According to a federal study released during the CDC’s Weight of the Nation, this lack of access to healthy foods directly contributes to the United States’ high obesity rates.
“As the trends show, people have a very tough time achieving healthy weights when inactive lifestyles are the norm and inexpensive, high-calorie foods and drinks are readily available 24 hours a day,” said former Agriculture Secretary Dan Glickman, chair of the report committee.
Some cities have taken the matter of improving food environments for low-income residents into their own hands.
In 2006, while working on zoning laws for community gardens, Cleveland Councilman Joe Cimperman discovered that only half of his city’s farmers markets accepted SNAP benefits.
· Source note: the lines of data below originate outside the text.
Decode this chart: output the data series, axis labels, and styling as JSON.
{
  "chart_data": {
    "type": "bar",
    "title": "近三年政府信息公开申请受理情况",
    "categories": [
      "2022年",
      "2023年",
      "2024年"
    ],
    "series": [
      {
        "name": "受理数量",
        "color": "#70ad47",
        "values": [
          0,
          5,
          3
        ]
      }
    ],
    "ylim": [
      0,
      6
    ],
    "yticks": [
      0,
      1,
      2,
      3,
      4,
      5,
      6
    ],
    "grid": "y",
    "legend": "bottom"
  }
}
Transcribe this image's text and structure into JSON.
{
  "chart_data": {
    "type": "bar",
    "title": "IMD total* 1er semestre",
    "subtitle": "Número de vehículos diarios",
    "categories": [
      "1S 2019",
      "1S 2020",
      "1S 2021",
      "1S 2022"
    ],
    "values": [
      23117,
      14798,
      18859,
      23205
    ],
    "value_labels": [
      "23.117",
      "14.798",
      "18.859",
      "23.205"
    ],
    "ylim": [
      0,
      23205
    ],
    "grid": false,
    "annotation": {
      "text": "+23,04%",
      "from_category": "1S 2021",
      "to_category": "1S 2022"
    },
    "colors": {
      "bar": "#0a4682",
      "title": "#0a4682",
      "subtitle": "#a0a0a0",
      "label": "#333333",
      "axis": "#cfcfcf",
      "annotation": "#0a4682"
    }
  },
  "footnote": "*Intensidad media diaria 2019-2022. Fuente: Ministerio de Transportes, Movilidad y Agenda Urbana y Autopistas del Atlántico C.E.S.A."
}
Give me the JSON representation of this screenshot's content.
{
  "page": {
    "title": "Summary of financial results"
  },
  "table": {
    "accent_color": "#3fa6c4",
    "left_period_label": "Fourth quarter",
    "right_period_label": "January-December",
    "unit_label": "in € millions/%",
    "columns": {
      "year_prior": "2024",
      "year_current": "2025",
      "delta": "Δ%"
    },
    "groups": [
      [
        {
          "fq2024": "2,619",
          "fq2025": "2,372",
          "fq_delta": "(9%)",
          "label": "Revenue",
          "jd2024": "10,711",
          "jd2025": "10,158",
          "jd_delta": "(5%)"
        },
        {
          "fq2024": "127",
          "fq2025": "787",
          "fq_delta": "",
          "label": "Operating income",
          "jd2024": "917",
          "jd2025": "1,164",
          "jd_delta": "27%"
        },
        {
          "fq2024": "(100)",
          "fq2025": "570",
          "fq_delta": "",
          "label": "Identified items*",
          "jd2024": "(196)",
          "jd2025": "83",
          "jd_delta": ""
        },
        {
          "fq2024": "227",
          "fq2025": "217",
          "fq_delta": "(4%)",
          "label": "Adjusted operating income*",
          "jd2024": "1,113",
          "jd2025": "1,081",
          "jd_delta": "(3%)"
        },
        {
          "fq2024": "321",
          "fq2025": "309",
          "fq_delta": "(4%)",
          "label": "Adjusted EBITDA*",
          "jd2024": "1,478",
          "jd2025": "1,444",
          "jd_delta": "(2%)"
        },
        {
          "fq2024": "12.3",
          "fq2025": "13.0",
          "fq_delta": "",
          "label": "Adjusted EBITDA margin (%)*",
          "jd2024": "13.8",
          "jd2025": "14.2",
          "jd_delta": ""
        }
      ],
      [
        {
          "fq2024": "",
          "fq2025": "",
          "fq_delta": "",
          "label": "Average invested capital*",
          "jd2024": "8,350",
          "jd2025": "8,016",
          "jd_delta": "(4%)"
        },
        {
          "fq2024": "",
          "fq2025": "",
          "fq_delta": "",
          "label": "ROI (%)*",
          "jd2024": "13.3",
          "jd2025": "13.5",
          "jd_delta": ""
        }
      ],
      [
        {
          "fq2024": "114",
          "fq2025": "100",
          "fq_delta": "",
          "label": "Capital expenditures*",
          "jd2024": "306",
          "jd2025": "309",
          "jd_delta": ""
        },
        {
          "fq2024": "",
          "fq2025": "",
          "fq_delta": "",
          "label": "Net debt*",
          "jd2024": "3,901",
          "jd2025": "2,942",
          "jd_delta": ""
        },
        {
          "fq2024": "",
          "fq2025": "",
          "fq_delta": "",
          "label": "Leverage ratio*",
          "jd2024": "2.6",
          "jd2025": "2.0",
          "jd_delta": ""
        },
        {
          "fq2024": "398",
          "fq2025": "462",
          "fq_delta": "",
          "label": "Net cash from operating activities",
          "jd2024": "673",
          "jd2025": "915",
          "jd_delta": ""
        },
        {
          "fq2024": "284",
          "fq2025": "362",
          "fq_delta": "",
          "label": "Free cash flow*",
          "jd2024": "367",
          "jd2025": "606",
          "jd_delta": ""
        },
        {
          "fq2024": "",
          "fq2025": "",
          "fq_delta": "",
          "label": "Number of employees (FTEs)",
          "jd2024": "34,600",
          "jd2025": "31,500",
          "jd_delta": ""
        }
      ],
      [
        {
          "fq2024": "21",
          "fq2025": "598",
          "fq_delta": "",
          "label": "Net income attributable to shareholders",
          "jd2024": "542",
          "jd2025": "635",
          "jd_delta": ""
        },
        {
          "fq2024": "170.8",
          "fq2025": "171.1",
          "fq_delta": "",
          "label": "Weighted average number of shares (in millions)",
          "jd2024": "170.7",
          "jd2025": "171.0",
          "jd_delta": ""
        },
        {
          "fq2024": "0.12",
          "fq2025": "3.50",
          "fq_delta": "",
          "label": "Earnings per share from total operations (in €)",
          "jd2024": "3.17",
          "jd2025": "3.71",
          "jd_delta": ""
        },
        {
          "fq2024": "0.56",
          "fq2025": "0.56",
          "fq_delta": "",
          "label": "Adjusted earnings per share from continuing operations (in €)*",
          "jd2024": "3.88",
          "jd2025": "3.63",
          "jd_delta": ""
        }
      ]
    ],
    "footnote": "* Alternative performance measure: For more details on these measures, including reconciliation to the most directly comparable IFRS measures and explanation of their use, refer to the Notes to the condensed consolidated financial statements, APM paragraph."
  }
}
“I found that to be very sinful. I also found it to be very stupid,” he said. “I say that with a little bit of a hammer, but there’s also a bit of love.”
Cimperman and his colleagues passed legislation mandating that any markets using public land, including sidewalks and streets, must accept EBT payments.
“Today, every single farmers market in the city of Cleveland does,” he said.
Erin Gillespie, a representative for Florida’s Department of Children and Families, the agency responsible for SNAP accounts in that state, pointed out an additional benefit of federal funding for farmers markets.
“Obviously some of these farmers markets are small and probably don’t have a lot of income to spend on technology to accept EBT cards,” Gillespie said. “It will help them stay in business and for people who need the assistance, it would give them access to healthy food that they may not have access to.”
- More than 46 million Americans receive SNAP benefits through the federal government
- There are 7,100 USDA-registered farmers markets.
- 1,500 of those markets accept EBT cards.
- Each state’s portion of the grant is determined by federal formula; Florida, for example, will receive $78,749.
- SNAP benefits use at farmers markets has quadrupled since 2008.
- 100 percent of Cleveland farmers markets accept EBT cards, following legislation requiring all markets using public land to accept them.